The state law, he wrote, “does no more than declare federal law unenforceable against Virginia residents.”

Katyal will face Virginia Solicitor General E. Duncan Getchell Jr., who argues, “Whenever a state has its code of laws brought into question by federal action, such that it will have to give way under the Supremacy Clause if the federal enactment is valid, the state has suffered a sovereign injury and has standing to challenge the constitutionality of the federal enactment.”

In the Florida case, Katyal contends that Vinson’s ruling — which struck down the entire law after finding the individual mandate unconstitutional — was issued on behalf of all 26 states even though the judge declined to decide whether 24 of the 26 states had standing to sue. Vinson, using reasons similar to Hudson’s in the Virginia case, found that Utah and Idaho had standing because they had enacted laws to protect their citizens “from forced compliance” with the health law. But Florida plaintiffs include not only the 26 states but also the National Federation of Independent Businesses, which, say their counsel, strengthens their standing argument.

Although it is not finally decided, former solicitor general Paul Clement of Washington’s Bancroft and David Rivkin of Baker Hostetler may represent the states in the 11th Circuit arguments. Rivkin has been counsel since the beginning. Clement is listed as the states’ counsel on their appeals brief.

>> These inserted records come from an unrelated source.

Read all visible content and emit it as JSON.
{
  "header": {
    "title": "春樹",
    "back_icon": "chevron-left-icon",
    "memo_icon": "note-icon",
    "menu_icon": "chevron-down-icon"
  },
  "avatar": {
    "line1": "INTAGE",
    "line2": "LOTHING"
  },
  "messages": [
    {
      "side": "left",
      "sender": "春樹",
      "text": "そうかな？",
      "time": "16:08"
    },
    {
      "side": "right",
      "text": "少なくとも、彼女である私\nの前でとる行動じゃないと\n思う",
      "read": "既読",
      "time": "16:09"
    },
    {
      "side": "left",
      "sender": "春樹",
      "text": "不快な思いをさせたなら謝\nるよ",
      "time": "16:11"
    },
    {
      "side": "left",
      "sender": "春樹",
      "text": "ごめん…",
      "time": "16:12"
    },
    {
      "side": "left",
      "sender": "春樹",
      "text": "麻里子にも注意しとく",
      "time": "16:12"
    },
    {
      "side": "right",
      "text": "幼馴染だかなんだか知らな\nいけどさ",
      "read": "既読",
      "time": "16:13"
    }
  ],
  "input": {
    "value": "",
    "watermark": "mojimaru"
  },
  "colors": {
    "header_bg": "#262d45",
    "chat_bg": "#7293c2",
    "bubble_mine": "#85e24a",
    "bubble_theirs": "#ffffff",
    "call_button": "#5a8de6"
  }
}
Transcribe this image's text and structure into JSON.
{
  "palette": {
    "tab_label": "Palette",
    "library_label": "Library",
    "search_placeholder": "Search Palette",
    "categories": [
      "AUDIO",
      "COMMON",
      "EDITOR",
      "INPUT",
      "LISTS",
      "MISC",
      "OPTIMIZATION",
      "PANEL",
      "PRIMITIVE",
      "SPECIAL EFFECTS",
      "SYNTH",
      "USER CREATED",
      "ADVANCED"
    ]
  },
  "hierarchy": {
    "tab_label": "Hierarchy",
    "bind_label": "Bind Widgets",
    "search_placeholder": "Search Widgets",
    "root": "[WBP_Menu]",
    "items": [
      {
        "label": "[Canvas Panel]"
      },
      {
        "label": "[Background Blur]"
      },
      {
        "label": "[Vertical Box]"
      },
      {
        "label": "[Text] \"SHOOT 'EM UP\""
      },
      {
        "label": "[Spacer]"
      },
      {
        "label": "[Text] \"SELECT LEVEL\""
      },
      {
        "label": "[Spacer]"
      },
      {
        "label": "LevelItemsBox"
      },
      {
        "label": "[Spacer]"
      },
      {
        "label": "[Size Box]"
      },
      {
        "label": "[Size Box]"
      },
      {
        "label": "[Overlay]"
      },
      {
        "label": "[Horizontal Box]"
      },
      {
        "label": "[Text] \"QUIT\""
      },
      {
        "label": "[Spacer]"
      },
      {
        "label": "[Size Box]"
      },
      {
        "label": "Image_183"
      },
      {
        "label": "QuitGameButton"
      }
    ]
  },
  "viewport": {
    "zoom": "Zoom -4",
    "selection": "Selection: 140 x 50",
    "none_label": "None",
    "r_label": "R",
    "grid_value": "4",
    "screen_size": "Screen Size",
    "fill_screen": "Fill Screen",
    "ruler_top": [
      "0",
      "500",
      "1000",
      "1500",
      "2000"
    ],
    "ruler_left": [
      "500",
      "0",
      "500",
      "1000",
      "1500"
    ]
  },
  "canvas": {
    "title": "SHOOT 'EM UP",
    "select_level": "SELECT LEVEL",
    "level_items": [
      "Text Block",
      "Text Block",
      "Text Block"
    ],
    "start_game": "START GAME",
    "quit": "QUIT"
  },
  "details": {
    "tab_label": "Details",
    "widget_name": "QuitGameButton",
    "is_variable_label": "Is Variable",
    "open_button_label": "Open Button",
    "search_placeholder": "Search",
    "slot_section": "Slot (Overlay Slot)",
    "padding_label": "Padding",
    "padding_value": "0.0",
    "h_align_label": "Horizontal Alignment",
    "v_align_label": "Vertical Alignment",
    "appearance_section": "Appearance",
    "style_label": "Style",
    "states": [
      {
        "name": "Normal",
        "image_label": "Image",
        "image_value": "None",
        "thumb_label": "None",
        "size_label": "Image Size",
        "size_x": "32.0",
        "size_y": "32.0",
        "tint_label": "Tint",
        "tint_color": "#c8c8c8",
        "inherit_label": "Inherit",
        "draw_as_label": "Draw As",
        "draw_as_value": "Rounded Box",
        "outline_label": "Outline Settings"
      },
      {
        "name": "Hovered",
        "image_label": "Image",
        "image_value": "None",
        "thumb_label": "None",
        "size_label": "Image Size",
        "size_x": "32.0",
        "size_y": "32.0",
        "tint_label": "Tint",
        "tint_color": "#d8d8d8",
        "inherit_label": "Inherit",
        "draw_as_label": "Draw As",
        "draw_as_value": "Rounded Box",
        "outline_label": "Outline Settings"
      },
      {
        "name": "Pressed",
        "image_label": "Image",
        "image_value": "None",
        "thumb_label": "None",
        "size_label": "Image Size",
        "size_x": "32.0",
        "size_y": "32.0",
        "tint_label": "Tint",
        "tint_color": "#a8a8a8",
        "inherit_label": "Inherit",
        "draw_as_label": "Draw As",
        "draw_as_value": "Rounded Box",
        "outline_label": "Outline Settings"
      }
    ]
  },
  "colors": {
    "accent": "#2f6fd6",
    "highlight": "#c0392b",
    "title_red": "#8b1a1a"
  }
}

The standing issue is a serious one, according to a number of scholars on both sides. Dueling amicus briefs have been filed on that issue in the two cases. One, supporting Katyal, has been filed by a group of federal-jurisdiction professors, represented by F. Paul Bland Jr. of Chavez & Gertler of Mill Valley, Calif. The other, supporting Florida and the states, comes from the Pacific Legal Foundation and Americans for Free Choice in Medicine, represented by Timothy Sandefur of the Pacific Legal Foundation.

Not surprisingly, the central issues in all four cases also have triggered an amicus flood. More than two dozen briefs have been filed in the Virginia and Florida appeals alone. The briefs’ authors include some of the top appellate lawyers in the country, including Seth Waxman of Wilmer Cutler Pickering Hale and Dorr; Andrew Pincus of Mayer Brown; Jay Sekulow of the American Center for Law & Justice; Jeffrey Lamken of MoloLamken; and Catherine Stetson of Hogan Lovells, as well as legal experts active in these issues, such as Hans Bader of the Competitive Enterprise Institute; Randy Barnett of Georgetown University Law Center; Elizabeth Wydra of the Constitutional Accountability Center; and Ilya Somin of George Mason University School of Law.

“I think the briefing is what we all sort of expected on both sides,” Wydra said. Indeed, other lawyers in the four cases said the issues have been well-hashed by the district court judges.

And now all eyes are on the composition of the appellate panels, still unknown. The 4th Circuit, less conservative than it once was, has among its active judges seven Democratic appointees and four Republican appointees; the 11th has six Republican appointees and five Democratic ones, and the 6th Circuit includes 10 Republican appointed active judges and five Democratic appointees.

The end game for everyone, according to the lawyers and even the district court judges involved, is the U.S. Supreme Court. But for the next round in this fight, said Thomas More Law Center’s Muise, “I’m just thinking about making the strongest arguments I can.”